4. Circulating Supply
Circulating supply refers to the number of coins available and circulating in the market presently. You might find it challenging to monitor the circulating supply of a cryptocurrency upon entering this market. However, research indicates that it is a good idea to find out the circulating supply of a cryptocurrency before deciding to buy it.
Most of us are investing in cryptocurrency because we want to increase our assets. Liquidity refers to the degree to which cryptocurrencies can be bought or sold without causing drastic changes to their market prices. You should consider the liquidity of cryptocurrencies before buying them.
The following image shows the indicators of liquidity of cryptocurrencies.
You must track the development activity of any cryptocurrency that you are thinking of buying. This is important because the developers of some cryptocurrencies are not maintaining them any longer. Such cryptocurrencies are unlikely to progress any further.
You can check the development of cryptocurrencies through public source code repositories such as Github, Bitbucket, etc.
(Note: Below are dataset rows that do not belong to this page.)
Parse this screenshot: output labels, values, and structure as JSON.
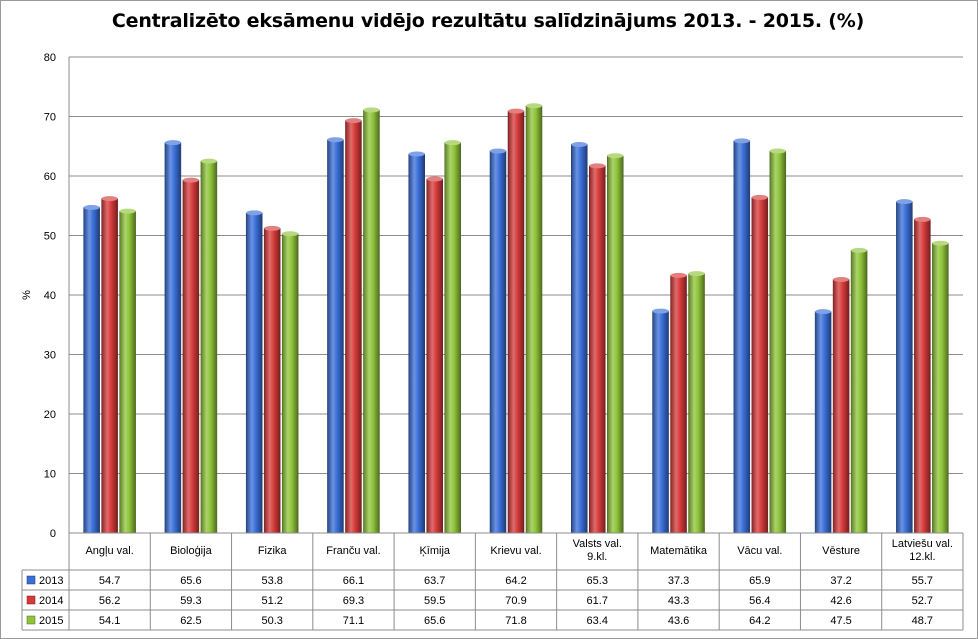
{
  "chart_data": {
    "type": "bar",
    "title": "Centralizēto eksāmenu vidējo rezultātu salīdzinājums 2013. - 2015. (%)",
    "xlabel": "",
    "ylabel": "%",
    "ylim": [
      0,
      80
    ],
    "yticks": [
      "0",
      "10",
      "20",
      "30",
      "40",
      "50",
      "60",
      "70",
      "80"
    ],
    "grid": true,
    "legend": "data-table-left",
    "categories": [
      [
        "Angļu val."
      ],
      [
        "Bioloģija"
      ],
      [
        "Fizika"
      ],
      [
        "Franču val."
      ],
      [
        "Ķīmija"
      ],
      [
        "Krievu val."
      ],
      [
        "Valsts val.",
        "9.kl."
      ],
      [
        "Matemātika"
      ],
      [
        "Vācu val."
      ],
      [
        "Vēsture"
      ],
      [
        "Latviešu val.",
        "12.kl."
      ]
    ],
    "series": [
      {
        "name": "2013",
        "color": "#3a6fd8",
        "values": [
          54.7,
          65.6,
          53.8,
          66.1,
          63.7,
          64.2,
          65.3,
          37.3,
          65.9,
          37.2,
          55.7
        ],
        "labels": [
          "54.7",
          "65.6",
          "53.8",
          "66.1",
          "63.7",
          "64.2",
          "65.3",
          "37.3",
          "65.9",
          "37.2",
          "55.7"
        ]
      },
      {
        "name": "2014",
        "color": "#d63a3a",
        "values": [
          56.2,
          59.3,
          51.2,
          69.3,
          59.5,
          70.9,
          61.7,
          43.3,
          56.4,
          42.6,
          52.7
        ],
        "labels": [
          "56.2",
          "59.3",
          "51.2",
          "69.3",
          "59.5",
          "70.9",
          "61.7",
          "43.3",
          "56.4",
          "42.6",
          "52.7"
        ]
      },
      {
        "name": "2015",
        "color": "#8fc43a",
        "values": [
          54.1,
          62.5,
          50.3,
          71.1,
          65.6,
          71.8,
          63.4,
          43.6,
          64.2,
          47.5,
          48.7
        ],
        "labels": [
          "54.1",
          "62.5",
          "50.3",
          "71.1",
          "65.6",
          "71.8",
          "63.4",
          "43.6",
          "64.2",
          "47.5",
          "48.7"
        ]
      }
    ]
  }
}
It is a great idea to see the strength of the community supporting a particular cryptocurrency. Strong community support for a cryptocurrency usually indicates better features, higher trading volumes, and larger growth rates. Studies reveal that cryptocurrencies with the most active community support to progress the most.
You should check the popularity of a cryptocurrency before investing in it. It is a safe bet to pick the most popular cryptocurrency. You can check the popularity of a cryptocurrency by going through search engine results.
The image below shows the top ten cryptocurrencies by popularity currently.
9. Storing Cryptocurrencies
When opting to buy digital currency, you should also consider where you will store it. Digital currency wallets are available to investors where they can store their cryptocurrencies. These wallets are in the form of either hardware or software. They are usually applications that save the record of your digital currency holdings.
It is important to choose a digital wallet that keeps your cryptocurrency safe. This is to ensure that you don’t lose all your digital currency investment due to a security breach.
The following image shows the top 5 Bitcoin wallets.
Prior to entering the digital currency market, it is also imperative to check the tax implications of your investment. Different countries tax cryptocurrencies differently. You might want to consult an accountant about the tax you have to pay on your income from digital currencies. It would save you from unnecessary problems in the future.
Now that you have read the things to consider before investing in cryptocurrencies, you are more aware of what to look for when buying them. You also know how to protect yourself from the perceived risks of investing in cryptocurrencies. So now you can start thinking about making an investment in cryptocurrency.